Так продолжалось до тех пор, пока Мисти Кляйнман не оставила надежду хоть когда-нибудь стать счастливой. Все было уродливо. Все были непроходимо тупы, да и просто… неправильные.
Да, кстати, девочку звали Мисти Кляйнман.
В случае, если ее нет поблизости, когда ты читаешь это, напоминало, она была твоей женой. В случае, если ты не просто валяешь ваньку – твоя бедная жена родилась под именем Мисти Мэри Кляйнман.
Бедная маленькая идиотка! Когда она рисовала костер на пляже, она чувствовала вкус кукурузных початков и вареных крабов. Рисуя чей-то приусадебный участок, чувствовала запах тимьяна и розмарина.
И все же чем лучше она рисовала, тем хуже становилась ее жизнь – пока реальный мир не стал совсем нехорош для нее. Дошло до того, что все стало ей как чужое. Дошло до того, что никто больше не был достаточно для нее добрым, достаточно утонченным, достаточно реальным. Ни мальчишки из средней школы. Ни другие девчонки. Ничто не было столь же реальным, как ее вымышленный мир. Так продолжалось до тех пор, пока ее не начали вызывать на педсовет и она не начала красть деньги из мамашиного кошелька, чтоб купить наркоту.
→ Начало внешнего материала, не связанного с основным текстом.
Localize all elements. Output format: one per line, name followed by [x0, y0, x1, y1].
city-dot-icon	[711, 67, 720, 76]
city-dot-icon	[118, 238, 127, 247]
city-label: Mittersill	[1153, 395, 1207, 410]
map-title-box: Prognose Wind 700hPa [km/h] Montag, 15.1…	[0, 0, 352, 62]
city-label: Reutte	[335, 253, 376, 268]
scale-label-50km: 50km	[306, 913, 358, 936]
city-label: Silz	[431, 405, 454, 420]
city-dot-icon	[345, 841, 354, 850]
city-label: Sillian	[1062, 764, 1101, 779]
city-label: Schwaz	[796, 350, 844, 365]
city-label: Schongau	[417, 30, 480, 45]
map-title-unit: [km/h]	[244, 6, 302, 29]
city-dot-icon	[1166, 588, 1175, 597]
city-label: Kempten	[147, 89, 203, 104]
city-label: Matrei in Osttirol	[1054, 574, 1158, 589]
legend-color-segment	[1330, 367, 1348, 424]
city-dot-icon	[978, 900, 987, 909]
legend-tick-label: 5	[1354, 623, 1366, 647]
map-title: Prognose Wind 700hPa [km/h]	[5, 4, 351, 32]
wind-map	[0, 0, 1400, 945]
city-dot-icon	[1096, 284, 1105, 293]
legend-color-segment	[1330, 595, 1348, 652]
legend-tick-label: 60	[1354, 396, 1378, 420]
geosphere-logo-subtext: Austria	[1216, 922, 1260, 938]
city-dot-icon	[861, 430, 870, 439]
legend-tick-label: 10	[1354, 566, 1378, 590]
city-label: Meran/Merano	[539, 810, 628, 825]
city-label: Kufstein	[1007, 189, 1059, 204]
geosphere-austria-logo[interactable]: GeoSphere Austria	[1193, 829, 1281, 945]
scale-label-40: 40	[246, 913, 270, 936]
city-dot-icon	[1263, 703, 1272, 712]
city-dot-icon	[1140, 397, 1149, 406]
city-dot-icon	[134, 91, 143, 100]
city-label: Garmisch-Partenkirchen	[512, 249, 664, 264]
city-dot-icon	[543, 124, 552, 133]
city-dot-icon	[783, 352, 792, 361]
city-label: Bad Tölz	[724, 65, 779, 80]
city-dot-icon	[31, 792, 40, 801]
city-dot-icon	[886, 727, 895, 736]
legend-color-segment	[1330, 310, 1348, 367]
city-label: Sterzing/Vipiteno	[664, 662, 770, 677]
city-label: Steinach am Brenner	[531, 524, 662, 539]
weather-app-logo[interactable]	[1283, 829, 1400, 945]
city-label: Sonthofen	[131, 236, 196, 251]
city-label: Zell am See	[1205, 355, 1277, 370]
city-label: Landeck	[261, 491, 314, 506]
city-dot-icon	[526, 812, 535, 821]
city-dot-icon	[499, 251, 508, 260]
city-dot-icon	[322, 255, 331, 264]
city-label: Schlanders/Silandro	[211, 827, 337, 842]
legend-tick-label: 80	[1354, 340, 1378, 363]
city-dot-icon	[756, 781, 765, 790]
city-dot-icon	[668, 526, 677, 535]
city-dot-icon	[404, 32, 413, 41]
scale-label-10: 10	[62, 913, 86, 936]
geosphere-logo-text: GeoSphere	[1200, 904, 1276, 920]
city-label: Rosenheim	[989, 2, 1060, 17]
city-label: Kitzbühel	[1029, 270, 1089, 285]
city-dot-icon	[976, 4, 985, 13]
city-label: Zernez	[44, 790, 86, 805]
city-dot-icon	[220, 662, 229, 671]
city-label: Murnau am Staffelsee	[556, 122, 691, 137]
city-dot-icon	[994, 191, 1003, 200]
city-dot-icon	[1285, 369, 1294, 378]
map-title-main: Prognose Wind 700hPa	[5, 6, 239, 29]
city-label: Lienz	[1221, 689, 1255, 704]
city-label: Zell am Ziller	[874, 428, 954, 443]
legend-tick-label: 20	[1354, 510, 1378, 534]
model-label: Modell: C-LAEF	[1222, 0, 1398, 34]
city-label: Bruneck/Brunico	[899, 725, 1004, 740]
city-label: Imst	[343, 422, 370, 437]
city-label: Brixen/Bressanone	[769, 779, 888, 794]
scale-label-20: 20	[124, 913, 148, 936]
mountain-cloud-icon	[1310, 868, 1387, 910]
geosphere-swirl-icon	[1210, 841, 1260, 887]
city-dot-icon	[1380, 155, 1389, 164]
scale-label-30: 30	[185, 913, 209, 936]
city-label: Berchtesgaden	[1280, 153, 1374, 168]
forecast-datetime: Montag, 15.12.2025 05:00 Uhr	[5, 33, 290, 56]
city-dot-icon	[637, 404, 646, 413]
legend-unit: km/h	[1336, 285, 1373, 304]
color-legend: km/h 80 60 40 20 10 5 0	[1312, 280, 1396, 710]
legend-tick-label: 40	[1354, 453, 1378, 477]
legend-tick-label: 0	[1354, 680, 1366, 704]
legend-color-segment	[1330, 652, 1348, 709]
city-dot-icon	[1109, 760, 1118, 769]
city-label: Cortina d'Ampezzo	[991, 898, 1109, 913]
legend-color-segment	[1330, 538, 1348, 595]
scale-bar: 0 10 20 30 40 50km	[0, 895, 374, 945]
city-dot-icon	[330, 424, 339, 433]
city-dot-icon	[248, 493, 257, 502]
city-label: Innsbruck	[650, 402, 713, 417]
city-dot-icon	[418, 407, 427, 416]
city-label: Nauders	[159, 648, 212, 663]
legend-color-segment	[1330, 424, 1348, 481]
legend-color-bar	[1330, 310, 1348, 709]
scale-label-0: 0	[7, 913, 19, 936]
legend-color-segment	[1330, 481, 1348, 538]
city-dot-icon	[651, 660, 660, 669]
Чтобы люди не решили, что она сумасшедшая, она занялась искусством. Но на самом деле она просто хотела научиться ремеслу, чтобы фиксировать свои галлюцинации. Чтобы сделать свой воображаемый мир более четким. Более реальным.
И в художественном колледже она встретила парня по имени Питер Уилмот. Она встретила тебя, парня из места под названием остров Уэйтенси.
А впервые увидев этот остров, откуда бы в целом мире ты не приехал, ты думаешь, что ты умер. Ты умер и вознесся на небеса, благополучно, навеки.
Рыбий хребет – Разделительная авеню. Рыбьи ребра – улицы, начиная с Акациевой, в одном квартале к югу от деревенской площади. Следом идут Березовая улица, Вязовая улица, Грабовая улица, Дубовая, Еловая, Жимолостная, Заболонная и так далее по алфавиту вплоть до Эвкалиптовой и Юкковой улиц, перед самым рыбьим хвостом. Там южный конец Разделительной авеню превращается в гравий, а потом в грязь, затем исчезает среди деревьев Уэйтенси-Пойнт.